Logarithmic interpolation in python

DimKoim picture DimKoim · Mar 30, 2015 · Viewed 10.2k times · Source

Using numpy.interp I am able to compute the one-dimensional piecewise linear interpolant to a function with given values at discrete data-points.

Is it a similar function to return me the logarithmic interpolation?

Answer

DilithiumMatrix picture DilithiumMatrix · Mar 31, 2015

In the past, I've just wrapped the normal interpolation to do it in log-space, i.e.

def log_interp(zz, xx, yy):
    logz = np.log10(zz)
    logx = np.log10(xx)
    logy = np.log10(yy)
    return np.power(10.0, np.interp(logz, logx, logy))
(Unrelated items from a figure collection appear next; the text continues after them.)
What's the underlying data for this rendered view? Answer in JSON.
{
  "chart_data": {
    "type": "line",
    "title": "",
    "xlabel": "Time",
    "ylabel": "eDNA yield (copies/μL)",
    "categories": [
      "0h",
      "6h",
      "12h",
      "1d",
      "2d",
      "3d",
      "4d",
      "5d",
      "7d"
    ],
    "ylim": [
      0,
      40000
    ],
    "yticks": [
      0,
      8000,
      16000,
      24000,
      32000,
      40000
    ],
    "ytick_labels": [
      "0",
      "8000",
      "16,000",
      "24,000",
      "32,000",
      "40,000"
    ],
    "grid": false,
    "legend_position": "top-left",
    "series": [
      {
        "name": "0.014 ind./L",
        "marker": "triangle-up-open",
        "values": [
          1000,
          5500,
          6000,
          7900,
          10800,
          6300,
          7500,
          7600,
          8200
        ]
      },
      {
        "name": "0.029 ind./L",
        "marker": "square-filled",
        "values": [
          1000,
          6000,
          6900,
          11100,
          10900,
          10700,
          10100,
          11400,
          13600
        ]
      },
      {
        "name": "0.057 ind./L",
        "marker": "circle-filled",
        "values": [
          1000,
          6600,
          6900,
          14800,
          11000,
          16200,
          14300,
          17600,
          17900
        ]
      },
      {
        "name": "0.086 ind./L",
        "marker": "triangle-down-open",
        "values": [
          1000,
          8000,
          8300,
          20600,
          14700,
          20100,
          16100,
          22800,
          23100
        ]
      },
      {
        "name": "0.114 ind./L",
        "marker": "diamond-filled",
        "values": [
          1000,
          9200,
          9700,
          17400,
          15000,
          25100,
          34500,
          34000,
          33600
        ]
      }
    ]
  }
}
Personally, I much prefer the scipy interpolation functions (as @mylesgallagher mentions), for example:

import scipy as sp
import scipy.interpolate

def log_interp1d(xx, yy, kind='linear'):
    logx = np.log10(xx)
    logy = np.log10(yy)
    lin_interp = sp.interpolate.interp1d(logx, logy, kind=kind)
    log_interp = lambda zz: np.power(10.0, lin_interp(np.log10(zz)))
    return log_interp

Then you can just call this as a function on an arbitrary value.